Experts also cautioned that some Black Friday bargains might be non-refundable.
"Online you've got the right to change your mind and take it back, but that's not necessarily the case in-store," Mr Caffell said.
Research by Which? indicates only 29% of shoppers know that they have more protection when returning goods bought online than in-store.
"It's important to do your research so you know your shopping rights before you buy, just in case you change your mind," said Alex Neill, Which? managing director of home and legal.
Jo Causon, chief executive of the Institute of Customer Service, said customers are increasingly thinking about the shopping experience and aftercare, not just price.
"If you're having to take things back and it's difficult, that's hardly a bargain," she said.


5. Brace for website crashes

Once you've found a bargain online, though, you do not want to lose it because the website or app crashes.

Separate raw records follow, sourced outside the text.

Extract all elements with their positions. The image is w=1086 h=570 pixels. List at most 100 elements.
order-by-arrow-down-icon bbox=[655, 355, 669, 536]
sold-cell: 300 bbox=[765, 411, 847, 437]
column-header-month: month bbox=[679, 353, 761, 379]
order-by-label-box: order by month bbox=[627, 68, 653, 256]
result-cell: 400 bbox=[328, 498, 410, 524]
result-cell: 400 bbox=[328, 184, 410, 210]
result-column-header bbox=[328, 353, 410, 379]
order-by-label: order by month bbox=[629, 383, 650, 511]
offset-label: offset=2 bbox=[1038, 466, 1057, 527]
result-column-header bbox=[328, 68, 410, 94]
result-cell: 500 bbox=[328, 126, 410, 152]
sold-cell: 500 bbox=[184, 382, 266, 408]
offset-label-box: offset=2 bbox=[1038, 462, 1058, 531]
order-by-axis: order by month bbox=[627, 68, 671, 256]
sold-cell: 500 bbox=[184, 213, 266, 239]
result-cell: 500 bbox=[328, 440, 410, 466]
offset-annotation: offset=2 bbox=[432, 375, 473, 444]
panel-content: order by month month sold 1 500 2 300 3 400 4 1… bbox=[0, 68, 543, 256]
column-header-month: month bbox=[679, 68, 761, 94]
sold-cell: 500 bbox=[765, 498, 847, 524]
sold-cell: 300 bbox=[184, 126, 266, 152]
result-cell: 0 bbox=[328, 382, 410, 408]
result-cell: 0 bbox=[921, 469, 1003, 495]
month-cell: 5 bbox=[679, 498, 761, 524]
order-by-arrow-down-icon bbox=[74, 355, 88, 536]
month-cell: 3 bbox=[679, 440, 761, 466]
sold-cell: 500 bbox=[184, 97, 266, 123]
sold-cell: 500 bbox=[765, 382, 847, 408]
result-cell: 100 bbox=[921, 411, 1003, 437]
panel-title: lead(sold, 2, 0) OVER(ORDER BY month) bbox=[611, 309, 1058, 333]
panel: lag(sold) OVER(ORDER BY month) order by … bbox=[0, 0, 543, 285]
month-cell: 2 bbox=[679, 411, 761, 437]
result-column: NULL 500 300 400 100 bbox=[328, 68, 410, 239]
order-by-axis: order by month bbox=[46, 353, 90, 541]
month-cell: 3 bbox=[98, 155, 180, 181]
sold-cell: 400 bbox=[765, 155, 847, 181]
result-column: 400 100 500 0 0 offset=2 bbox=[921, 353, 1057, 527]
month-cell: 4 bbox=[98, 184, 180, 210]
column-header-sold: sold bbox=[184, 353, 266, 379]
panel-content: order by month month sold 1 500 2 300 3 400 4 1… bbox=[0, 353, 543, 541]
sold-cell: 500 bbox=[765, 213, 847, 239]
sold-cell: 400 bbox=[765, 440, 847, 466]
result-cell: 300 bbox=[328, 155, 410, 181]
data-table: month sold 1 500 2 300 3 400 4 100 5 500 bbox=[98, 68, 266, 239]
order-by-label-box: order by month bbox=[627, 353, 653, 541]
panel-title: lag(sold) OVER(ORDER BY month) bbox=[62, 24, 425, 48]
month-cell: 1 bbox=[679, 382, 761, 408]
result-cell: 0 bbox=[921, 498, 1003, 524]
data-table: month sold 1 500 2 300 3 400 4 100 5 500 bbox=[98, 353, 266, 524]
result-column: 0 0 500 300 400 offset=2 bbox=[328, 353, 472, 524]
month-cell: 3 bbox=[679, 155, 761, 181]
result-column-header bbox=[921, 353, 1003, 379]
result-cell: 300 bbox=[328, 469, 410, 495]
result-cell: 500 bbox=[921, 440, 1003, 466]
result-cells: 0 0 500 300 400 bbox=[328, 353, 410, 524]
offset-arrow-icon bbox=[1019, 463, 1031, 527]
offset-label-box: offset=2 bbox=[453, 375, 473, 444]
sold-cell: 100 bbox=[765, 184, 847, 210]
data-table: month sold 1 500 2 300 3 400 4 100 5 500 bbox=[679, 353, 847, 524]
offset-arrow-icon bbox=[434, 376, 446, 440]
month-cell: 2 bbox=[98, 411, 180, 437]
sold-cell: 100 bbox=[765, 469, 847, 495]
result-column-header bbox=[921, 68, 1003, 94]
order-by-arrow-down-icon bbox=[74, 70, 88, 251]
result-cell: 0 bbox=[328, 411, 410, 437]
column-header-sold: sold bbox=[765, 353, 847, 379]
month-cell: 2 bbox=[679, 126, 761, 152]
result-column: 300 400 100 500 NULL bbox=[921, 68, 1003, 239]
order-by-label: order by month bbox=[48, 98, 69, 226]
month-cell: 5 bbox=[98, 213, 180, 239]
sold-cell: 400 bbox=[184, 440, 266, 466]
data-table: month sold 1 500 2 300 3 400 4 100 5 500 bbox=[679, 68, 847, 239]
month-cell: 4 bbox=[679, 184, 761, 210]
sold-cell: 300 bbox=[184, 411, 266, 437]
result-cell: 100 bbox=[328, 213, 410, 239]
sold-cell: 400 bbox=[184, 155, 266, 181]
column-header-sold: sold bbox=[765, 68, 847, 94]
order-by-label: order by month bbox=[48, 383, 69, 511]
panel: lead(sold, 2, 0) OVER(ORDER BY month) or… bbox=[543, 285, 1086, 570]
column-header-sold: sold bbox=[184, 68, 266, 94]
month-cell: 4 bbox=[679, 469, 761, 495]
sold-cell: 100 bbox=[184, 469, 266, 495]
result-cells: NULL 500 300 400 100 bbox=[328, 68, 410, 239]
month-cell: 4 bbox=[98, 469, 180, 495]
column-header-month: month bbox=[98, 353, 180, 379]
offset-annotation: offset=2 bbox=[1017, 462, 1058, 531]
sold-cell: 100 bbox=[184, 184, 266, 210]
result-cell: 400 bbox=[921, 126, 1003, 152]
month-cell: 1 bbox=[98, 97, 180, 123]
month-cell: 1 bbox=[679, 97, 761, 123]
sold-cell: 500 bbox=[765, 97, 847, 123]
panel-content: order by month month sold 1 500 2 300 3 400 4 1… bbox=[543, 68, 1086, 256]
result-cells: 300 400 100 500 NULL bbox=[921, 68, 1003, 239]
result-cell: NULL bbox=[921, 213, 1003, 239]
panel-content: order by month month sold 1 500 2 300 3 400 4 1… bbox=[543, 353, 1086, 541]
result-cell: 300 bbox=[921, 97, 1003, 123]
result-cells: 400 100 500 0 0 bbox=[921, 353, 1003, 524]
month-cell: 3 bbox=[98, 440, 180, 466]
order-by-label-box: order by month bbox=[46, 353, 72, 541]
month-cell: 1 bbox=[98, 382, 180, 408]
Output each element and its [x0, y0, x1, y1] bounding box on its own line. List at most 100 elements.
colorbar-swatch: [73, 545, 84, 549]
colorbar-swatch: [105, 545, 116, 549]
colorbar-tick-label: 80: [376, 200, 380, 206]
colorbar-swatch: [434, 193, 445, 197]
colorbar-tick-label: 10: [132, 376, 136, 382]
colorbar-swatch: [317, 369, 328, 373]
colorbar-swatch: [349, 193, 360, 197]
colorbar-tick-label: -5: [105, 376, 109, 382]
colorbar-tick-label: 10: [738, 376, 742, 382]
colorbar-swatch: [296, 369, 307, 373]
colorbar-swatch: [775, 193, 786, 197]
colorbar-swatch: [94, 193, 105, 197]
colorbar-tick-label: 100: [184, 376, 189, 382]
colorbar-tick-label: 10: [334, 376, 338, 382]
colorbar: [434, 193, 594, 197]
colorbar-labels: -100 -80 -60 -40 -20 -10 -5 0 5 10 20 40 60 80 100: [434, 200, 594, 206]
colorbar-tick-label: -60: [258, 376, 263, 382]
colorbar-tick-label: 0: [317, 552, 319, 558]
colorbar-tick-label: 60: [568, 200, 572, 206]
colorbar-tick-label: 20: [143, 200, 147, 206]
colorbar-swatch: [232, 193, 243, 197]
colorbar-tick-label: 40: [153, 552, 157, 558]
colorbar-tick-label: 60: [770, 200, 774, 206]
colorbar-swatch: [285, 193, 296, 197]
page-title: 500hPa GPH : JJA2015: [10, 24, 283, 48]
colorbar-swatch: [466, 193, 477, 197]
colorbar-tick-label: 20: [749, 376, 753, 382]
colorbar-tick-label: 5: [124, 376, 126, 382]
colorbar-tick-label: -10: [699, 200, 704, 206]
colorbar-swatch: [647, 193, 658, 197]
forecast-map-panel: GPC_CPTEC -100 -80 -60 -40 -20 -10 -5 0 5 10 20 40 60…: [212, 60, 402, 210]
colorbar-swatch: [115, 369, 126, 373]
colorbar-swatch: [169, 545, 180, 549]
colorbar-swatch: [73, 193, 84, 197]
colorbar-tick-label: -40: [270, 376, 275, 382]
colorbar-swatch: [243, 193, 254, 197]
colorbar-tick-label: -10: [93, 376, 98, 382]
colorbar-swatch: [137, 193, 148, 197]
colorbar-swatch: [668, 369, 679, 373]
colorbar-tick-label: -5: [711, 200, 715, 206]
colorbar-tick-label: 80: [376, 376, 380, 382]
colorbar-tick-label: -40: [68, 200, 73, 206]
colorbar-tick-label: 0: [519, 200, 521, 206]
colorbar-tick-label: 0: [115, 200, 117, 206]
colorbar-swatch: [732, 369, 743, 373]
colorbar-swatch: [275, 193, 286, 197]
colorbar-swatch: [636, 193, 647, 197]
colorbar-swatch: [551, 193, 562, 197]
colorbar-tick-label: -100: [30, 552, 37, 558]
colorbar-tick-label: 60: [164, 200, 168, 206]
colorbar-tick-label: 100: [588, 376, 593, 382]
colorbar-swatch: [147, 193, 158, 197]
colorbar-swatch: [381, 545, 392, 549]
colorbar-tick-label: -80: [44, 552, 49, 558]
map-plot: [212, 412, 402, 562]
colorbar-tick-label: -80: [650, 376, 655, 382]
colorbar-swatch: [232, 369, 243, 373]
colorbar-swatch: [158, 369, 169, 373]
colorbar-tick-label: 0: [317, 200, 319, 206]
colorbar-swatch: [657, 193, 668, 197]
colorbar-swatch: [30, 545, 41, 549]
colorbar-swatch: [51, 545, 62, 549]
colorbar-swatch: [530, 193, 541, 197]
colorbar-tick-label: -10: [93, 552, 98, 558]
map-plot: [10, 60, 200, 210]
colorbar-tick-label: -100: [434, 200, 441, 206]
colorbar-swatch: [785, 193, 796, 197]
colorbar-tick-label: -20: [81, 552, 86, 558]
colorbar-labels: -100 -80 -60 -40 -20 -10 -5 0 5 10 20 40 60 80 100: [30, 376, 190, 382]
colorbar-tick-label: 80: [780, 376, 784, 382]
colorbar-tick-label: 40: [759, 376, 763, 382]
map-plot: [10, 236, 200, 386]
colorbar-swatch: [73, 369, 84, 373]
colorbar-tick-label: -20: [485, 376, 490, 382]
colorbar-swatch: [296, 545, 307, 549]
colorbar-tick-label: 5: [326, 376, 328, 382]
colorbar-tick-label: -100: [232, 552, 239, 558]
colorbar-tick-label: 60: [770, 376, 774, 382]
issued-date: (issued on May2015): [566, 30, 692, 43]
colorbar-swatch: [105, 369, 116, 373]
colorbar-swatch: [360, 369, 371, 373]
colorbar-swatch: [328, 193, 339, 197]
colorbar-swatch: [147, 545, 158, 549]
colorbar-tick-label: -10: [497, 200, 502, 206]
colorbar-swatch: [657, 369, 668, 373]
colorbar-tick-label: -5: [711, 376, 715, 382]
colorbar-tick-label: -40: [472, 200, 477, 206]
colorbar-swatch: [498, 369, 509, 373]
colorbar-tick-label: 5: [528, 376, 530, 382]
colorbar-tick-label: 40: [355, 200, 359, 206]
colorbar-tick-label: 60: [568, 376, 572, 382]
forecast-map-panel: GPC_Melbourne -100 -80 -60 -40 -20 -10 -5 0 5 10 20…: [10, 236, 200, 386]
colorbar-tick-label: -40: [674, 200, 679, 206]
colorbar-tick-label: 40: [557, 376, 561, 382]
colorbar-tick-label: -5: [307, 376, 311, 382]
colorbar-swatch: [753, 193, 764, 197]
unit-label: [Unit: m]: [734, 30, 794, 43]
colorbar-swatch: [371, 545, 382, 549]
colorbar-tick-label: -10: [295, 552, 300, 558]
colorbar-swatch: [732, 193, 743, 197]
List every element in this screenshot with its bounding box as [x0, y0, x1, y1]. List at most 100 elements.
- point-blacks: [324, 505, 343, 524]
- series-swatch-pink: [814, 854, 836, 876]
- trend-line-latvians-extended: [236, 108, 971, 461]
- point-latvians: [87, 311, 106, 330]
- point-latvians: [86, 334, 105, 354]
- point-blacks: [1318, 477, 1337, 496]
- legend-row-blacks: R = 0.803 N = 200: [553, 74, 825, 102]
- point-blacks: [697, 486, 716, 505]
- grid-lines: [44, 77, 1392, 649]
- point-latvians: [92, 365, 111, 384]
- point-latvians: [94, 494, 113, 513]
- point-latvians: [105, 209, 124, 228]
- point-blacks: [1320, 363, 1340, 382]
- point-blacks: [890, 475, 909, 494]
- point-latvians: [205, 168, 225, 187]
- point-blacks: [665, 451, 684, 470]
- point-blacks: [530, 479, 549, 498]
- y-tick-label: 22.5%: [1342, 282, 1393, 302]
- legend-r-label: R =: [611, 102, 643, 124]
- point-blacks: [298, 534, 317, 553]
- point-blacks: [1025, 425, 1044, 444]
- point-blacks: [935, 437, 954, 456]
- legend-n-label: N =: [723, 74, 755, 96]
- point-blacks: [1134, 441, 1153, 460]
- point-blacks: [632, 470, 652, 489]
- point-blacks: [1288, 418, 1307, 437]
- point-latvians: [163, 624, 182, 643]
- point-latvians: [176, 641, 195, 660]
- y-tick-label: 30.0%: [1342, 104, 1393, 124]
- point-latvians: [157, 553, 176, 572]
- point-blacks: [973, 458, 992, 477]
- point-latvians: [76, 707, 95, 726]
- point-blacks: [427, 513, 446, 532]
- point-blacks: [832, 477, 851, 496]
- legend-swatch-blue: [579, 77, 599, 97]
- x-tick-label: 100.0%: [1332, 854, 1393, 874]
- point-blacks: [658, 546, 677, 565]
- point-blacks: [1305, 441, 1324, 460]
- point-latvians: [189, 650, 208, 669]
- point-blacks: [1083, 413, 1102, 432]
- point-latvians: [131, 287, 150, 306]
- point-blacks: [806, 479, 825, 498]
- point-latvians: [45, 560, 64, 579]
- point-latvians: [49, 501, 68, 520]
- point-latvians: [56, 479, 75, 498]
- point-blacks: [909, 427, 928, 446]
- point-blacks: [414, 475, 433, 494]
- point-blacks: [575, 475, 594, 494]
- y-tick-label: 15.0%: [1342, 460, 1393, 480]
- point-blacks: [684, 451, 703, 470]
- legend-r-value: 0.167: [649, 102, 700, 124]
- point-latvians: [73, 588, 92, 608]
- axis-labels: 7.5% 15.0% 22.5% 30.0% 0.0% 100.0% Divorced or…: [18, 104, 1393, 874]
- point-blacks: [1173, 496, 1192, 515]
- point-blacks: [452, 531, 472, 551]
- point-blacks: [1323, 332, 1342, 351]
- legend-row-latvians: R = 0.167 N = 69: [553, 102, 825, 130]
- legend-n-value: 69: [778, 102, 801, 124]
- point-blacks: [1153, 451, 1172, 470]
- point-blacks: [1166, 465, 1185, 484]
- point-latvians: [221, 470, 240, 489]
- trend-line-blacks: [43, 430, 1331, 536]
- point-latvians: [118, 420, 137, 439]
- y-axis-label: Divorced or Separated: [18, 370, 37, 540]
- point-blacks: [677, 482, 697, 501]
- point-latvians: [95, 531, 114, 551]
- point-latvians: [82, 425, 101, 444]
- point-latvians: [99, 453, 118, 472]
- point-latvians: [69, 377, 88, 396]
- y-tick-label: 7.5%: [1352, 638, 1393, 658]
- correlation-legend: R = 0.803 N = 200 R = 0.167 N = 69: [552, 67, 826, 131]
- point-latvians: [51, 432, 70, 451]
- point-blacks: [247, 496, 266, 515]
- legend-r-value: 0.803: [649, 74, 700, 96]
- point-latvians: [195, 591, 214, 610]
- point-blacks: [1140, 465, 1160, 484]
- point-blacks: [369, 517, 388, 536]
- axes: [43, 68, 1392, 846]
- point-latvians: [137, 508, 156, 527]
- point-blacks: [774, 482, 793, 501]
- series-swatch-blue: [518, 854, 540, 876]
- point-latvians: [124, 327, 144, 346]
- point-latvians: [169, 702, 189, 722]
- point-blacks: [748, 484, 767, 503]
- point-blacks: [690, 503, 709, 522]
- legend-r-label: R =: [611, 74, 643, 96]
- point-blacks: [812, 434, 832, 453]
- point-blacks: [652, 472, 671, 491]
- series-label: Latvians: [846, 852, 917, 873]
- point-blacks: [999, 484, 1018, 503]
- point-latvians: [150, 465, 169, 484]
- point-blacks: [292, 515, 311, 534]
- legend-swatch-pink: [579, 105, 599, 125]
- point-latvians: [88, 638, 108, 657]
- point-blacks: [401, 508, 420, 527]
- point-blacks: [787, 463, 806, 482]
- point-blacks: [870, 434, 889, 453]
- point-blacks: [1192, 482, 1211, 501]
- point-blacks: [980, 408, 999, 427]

Sites including John Lewis, Argos and Tesco Direct have struggled with the traffic in previous years.
In some cases the websites have crashed but are still available on mobile or tablet, Mr Caffell said.
By having a page open across multiple devices, you are better protected from crashes, he said. It also gives you an extra place in online queues, which can be very long.
"The busiest time for people logging on is going to be around midnight and then 08:00 or 09:00 in the morning," Mr Caffell said.